“Some mutations are more important than others,” said Yaël P. Mossé, MD, a pediatric oncologist at The Children’s Hospital of Philadelphia, and a co-leader of the new study published online today in the journal Cancer Cell. “By integrating biochemistry into our clinical strategies, we can better match a patient’s specific ALK-mutation profile with an optimum treatment.” Mossé is also an assistant professor of Pediatrics in the Perelman School of Medicine, University of Pennsylvania.
“Understanding the specific mutations that trigger signals in cell receptors to stimulate cell growth will help us identify biomarkers for specific subtypes of neuroblastoma,” said study co-leader Mark A. Lemmon, PhD, professor and chair of Biochemistry and Biophysics at Penn. Lemmon’s research focuses on cell receptors in cancer.

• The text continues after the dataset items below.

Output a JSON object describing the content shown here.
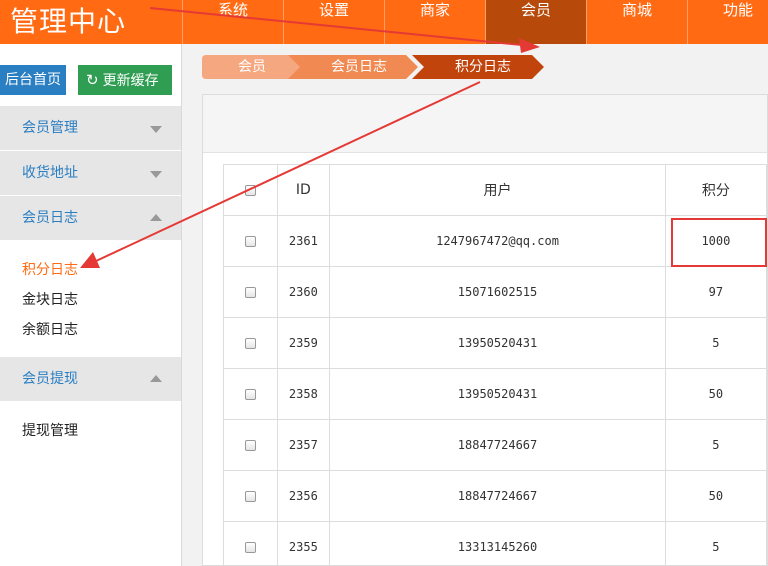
{
  "header": {
    "brand": "管理中心",
    "nav": [
      "系统",
      "设置",
      "商家",
      "会员",
      "商城",
      "功能"
    ],
    "active_index": 3
  },
  "sidebar": {
    "home_button": "后台首页",
    "cache_button": "更新缓存",
    "groups": [
      {
        "label": "会员管理",
        "expanded": false,
        "items": []
      },
      {
        "label": "收货地址",
        "expanded": false,
        "items": []
      },
      {
        "label": "会员日志",
        "expanded": true,
        "items": [
          "积分日志",
          "金块日志",
          "余额日志"
        ],
        "active_item": "积分日志"
      },
      {
        "label": "会员提现",
        "expanded": true,
        "items": [
          "提现管理"
        ]
      }
    ]
  },
  "breadcrumb": [
    "会员",
    "会员日志",
    "积分日志"
  ],
  "table": {
    "headers": [
      "ID",
      "用户",
      "积分"
    ],
    "rows": [
      {
        "id": "2361",
        "user": "1247967472@qq.com",
        "points": "1000"
      },
      {
        "id": "2360",
        "user": "15071602515",
        "points": "97"
      },
      {
        "id": "2359",
        "user": "13950520431",
        "points": "5"
      },
      {
        "id": "2358",
        "user": "13950520431",
        "points": "50"
      },
      {
        "id": "2357",
        "user": "18847724667",
        "points": "5"
      },
      {
        "id": "2356",
        "user": "18847724667",
        "points": "50"
      },
      {
        "id": "2355",
        "user": "13313145260",
        "points": "5"
      }
    ]
  },
  "colors": {
    "header": "#ff6a13",
    "nav_active": "#b74a0b",
    "link": "#2a7ec2",
    "cache_button": "#2f9d52",
    "annotation": "#e53935"
  }
}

Mossé, Lemmon and their computational collaborator Ravi Radhakrishnan, PhD, an associate professor in the department of Bioengineering at Penn, say their new findings will provide crucial data for a pivotal phase 3 study for patients with ALK-driven high-risk neuroblastoma. This trial will be conducted through the Children’s Oncology Group (COG), a cooperative research organization encompassing over 250 pediatric cancer programs in North America. The COG is supported by the National Cancer Institute.
A solid tumor of the peripheral nervous system, often appearing in the chest or abdomen, neuroblastoma is the most common cancer in infants. It accounts for a disproportionate share of cancer deaths in children, with cure rates lagging behind those for other pediatric cancers.
The current study concentrates on various mutations in ALK, the anaplastic lymphoma kinase gene. Mossé led a team that first discovered in 2008 that an ALK mutation caused a hereditary form of neuroblastoma, and also identified ALK mutations implicated in some non-hereditary neuroblastoma.
Mossé was subsequently able to expedite a phase 1 pediatric trial for neuroblastoma and other ALK-dependent childhood cancers using an existing drug called crizotinib, a molecule that inhibits the ALK protein when it is switched on by some ALK gene mutations. Crizotinib had a stronger anticancer effect against some ALK mutations than in others. In later collaboration with Lemmon, the investigators analyzed the biochemistry of how the two most common ALK mutations responded to crizotinib. The results strongly suggested that higher doses of the drug would be necessary for children with one mutation compared to the other — and that this knowledge could help oncologists define the correct dosage before an initial treatment.
Neuroblastoma is complex, with many subtypes of the disease. The current study explored the full spectrum of neuroblastoma, analyzing DNA from a COG tumor bank drawn from nearly 1,600 patients. The team discovered ALK mutations in 8 percent of the tumors, with a higher rate among tumors from older patients and those with high-risk neuroblastoma. The researchers also investigated which ALK mutations were more sensitive to crizotinib in cell cultures.
“Our computational approach can predict which ALK mutations are activating — that is, which ones drive cancer — and just as importantly, which mutations are not,” said Radhakrishnan. “This will give oncologists a way to avoid overtreating or undertreating each patient, by knowing whether crizotinib or similar ALK inhibitors will be necessary and effective,” added Lemmon. They commented that their analytical method also holds great promise in predicting the behavior of new ALK mutations not yet discovered.
Using crizotinib to inhibit ALK activity is not always effective, because children are often treated previously with other drugs that cause neuroblastoma tumors to develop drug resistance. “Our goal is to leverage our ongoing preclinical work to design a phase 3 clinical trial that will integrate crizotinib into the treatment regimen for newly diagnosed patients, who will be carefully selected according to which ALK mutation their tumor carries,” added Mossé. “Characterizing which patients are likely to benefit from ALK inhibition and treating them upfront before they develop drug resistance may save more children’s lives.”